Roasted Tomato Bruschetta

One of my favorite things about summer is being able to visit the farmers market in my hometown every Saturday with my husband. We are so lucky to be able to take advantage of the delicious produce that is available in our mid-western area. This July has been especially fruitful with tomatoes at the farmers market: heirloom varieties of all shapes, sizes, and colors, grape tomatoes, roma, and huge sandwich varieties. There are many ways to use the humble tomato; one of my favorites recipes marries juicy grape tomatoes with fruity olive oil and home-grown herbs. This recipe is a crowd-pleaser and great for entertaining because not only is it stunningly (is that a word?) beautiful, but it is delicious as well.


  • 1 small baguette or other crusty italian bread, sliced and toasted
  • 2 pints cherry or grape tomatoes (feel free to explore by using yellow and red tomatoes mixed!)
  • 2 cloves garlic, finely chopped
  • 1/4 c. mixed chopped herbs (I like to use thyme, fresh basil, rosemary, parsley, and chives)
  • 1/4 c. olive oil (approximately)
  • Salt and pepper to taste
  • 1/3 c. shredded Italian cheese or parmesan
  • Extra fresh basil for garnish

Preheat oven to 400 degrees F. Wash tomatoes and place them in a medium size bowl. Top with chopped garlic and herbs.

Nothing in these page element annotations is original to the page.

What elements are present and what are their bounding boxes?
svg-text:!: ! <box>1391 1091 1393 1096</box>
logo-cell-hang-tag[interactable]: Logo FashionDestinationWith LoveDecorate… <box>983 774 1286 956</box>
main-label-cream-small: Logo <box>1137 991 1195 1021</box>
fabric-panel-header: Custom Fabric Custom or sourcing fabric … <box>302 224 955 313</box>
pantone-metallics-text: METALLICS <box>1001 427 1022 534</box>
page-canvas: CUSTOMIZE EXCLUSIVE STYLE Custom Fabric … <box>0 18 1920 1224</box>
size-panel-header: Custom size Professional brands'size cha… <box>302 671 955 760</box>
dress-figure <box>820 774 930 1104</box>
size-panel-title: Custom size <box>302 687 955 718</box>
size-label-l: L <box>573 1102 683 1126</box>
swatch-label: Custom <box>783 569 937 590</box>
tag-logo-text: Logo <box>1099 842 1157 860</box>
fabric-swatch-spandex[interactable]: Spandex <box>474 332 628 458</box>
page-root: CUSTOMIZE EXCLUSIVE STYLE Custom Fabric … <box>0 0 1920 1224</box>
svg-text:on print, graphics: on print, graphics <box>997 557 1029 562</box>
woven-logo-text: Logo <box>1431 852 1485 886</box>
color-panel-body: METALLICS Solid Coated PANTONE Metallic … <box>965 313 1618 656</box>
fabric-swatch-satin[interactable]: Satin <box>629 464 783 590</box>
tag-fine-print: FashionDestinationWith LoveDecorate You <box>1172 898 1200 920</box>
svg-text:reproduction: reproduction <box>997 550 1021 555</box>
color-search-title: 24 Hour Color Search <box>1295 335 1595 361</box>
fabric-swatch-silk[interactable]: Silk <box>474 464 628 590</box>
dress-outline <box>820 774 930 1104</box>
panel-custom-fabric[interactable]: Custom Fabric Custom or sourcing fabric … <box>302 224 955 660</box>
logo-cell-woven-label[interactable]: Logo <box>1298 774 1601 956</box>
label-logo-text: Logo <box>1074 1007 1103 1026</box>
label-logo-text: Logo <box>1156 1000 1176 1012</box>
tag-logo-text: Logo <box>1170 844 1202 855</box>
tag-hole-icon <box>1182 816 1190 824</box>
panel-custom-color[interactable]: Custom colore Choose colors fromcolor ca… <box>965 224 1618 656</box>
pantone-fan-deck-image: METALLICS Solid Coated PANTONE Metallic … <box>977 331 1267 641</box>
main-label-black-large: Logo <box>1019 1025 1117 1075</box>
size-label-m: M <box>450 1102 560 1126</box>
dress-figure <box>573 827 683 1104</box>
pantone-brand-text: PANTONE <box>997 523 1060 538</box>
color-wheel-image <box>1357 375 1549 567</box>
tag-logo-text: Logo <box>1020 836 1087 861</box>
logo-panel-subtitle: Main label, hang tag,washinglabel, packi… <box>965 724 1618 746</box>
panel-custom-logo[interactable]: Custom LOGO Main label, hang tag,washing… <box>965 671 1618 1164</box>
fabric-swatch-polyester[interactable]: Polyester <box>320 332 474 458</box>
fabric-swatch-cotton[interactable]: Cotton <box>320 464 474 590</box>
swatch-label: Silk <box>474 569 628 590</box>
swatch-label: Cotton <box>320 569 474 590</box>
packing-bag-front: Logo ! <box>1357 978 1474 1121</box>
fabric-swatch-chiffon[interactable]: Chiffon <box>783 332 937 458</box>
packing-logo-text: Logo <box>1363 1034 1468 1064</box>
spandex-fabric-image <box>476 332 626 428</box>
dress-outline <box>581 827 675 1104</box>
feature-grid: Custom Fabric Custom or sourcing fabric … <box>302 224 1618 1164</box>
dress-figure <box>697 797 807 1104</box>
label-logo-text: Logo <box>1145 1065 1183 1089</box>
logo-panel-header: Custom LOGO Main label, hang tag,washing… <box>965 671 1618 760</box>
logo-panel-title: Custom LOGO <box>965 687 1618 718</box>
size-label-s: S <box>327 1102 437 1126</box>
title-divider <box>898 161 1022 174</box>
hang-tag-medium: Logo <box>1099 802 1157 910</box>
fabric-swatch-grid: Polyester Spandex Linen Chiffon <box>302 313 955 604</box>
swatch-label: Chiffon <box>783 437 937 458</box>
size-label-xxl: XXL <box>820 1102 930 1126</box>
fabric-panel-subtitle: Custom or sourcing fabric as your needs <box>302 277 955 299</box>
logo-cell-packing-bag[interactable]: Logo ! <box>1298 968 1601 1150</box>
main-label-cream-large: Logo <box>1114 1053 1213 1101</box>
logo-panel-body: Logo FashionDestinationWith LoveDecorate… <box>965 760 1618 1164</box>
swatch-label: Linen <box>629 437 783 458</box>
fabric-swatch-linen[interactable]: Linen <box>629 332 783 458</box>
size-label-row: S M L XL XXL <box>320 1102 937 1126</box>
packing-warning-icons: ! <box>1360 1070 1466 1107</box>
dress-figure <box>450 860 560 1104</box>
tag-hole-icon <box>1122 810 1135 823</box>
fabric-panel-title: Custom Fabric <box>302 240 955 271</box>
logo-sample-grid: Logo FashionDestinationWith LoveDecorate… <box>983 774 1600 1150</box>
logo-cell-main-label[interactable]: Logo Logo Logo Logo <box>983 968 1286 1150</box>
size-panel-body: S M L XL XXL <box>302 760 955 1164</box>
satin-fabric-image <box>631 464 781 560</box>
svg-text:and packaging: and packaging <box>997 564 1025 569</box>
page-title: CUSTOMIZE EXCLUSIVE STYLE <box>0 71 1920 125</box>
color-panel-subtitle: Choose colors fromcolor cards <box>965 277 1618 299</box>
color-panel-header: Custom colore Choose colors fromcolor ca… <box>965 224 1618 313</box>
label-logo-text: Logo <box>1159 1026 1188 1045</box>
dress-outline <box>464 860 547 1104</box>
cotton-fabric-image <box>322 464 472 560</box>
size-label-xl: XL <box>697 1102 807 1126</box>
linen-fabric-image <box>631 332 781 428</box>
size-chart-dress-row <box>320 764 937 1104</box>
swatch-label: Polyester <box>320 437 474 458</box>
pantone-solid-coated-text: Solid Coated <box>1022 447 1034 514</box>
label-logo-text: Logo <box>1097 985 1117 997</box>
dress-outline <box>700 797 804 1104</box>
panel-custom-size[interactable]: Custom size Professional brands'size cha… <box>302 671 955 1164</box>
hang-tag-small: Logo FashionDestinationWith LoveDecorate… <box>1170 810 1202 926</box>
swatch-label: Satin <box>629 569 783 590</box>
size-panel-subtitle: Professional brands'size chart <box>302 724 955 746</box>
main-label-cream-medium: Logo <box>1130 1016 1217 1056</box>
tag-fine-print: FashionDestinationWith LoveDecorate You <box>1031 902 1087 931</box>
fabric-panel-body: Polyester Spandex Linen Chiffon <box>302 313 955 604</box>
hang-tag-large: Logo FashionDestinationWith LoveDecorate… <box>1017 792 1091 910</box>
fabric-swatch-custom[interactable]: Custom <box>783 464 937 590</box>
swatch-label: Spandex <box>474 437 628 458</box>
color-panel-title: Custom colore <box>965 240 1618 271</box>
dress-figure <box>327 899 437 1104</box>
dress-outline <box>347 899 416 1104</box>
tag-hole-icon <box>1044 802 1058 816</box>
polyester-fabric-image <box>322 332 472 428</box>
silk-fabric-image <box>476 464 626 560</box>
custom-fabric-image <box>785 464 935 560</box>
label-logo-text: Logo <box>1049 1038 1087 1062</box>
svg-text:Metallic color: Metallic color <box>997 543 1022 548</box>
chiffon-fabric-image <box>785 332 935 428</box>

Drizzle olive oil and mix until each tiny tomato is coated in olive oil and herbs. Hint: Each tomato will glisten. Add salt and pepper to taste and mix once more; if you are feeling spicy you can add a shake of red pepper flakes! Cover and let sit at room temperature or in refrigerator for at least 30 minutes. Place in one even layer on a baking sheet and roast tomatoes until they start to burst and flatten; approximately 20-30 minutes. This is what concentrates the flavor and elevates them to the next level of deliciousness! Remove tomatoes from oven and return to bowl in which they were marinated.

Spoon mixture onto pieces of crusty italian bread that have been toasted. Sprinkle with italian cheese mixture or parmesan and fresh chopped basil. (Don’t chop your fresh basil ahead because it has the habit of turning brown) I like to serve this with a bottle of red wine and on a white plate so the colors of the tomatoes pop! Enjoy!